On 2 May, there will be a hearing in London’s Westminster Magistrate Court on the US request for extradition of Wikileaks founder Julian Assange; the hearing is scheduled to begin at 10 a.m. local time (09:00 GMT).
If found guilty of espionage, Assange could face the death penalty or imprisonment for life.
The US Department of Justice said, in turn, that they were seeking Assange's extradition over “conspiracy to commit computer intrusion for agreeing to break a password to a classified US government computer”.
Under the 2003 Extradition Act, however, the UK is prohibited from extraditing someone to a country where they could face the death penalty.
The Thursday hearing comes after Assange was sentenced to fifty weeks in prison by a UK court on Wednesday for violating his bail conditions in 2012, when he was facing extradition to Sweden over allegations of rape, which he described as politically motivated.
Commenting on the matter, author and free speech advocate Nozomi Hayase said that the 1 May “sentencing at Southwark Crown Court was a clear sign of the failure of Western institutions”.
Hayase noted that “Assange received just under the maximum possible sentence for skipping bail, which he did in seeking and obtaining political asylum to mitigate the risk of extradition to the US, relating to his publishing activities”.

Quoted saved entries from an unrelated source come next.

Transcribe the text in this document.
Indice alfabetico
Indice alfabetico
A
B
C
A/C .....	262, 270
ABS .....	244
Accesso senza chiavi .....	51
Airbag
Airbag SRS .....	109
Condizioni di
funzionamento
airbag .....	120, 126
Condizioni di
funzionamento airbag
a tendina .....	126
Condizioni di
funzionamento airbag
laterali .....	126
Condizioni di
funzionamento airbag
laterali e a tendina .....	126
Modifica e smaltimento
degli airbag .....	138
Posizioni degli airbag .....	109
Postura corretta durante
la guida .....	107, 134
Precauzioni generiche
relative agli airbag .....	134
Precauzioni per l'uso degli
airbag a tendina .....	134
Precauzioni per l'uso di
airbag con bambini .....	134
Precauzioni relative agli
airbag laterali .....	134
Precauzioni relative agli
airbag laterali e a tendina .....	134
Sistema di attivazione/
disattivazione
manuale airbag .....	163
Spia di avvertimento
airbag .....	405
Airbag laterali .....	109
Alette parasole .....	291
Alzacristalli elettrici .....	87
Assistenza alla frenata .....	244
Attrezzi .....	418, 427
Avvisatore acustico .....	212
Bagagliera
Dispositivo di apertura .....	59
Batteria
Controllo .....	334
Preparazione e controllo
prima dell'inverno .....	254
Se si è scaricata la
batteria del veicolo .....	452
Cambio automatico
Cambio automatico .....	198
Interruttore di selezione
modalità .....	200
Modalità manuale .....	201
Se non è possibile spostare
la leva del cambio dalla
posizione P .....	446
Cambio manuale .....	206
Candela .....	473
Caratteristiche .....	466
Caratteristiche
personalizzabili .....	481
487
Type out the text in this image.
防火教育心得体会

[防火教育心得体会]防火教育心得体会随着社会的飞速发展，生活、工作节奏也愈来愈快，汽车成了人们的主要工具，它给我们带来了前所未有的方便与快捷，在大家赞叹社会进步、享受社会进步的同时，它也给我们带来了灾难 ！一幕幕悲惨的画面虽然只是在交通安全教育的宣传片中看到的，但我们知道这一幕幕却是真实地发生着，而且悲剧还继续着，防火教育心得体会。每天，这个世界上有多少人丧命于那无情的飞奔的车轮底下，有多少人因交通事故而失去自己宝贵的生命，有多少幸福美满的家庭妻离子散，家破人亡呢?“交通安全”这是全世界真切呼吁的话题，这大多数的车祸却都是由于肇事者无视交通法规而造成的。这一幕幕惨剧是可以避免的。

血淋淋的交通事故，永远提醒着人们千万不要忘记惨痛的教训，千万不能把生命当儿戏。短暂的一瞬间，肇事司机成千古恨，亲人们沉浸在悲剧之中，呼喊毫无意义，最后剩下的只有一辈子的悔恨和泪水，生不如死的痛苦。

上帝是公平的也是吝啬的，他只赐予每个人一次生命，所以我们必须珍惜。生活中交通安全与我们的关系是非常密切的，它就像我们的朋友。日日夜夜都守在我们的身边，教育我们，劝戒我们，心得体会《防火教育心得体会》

She recalled that the right to asylum is “a basic human right enshrined in the UN Universal Declaration of Human Rights”.
“The court abused its judicial authority to punish Assange, who was exercising this right. This sentence is another confirmation that Assange’s justice cannot rely on the legal system and that people need to mobilise and take action to free him”, she concluded.
The WikiLeaks whistleblower sought refuge at the Ecuadorian Embassy in London in 2012 and resided there for a span of almost seven years before his asylum was revoked on 11 April 2019, leading to his arrest the same day by UK police for jumping bail in Westminster Magistrate's Court.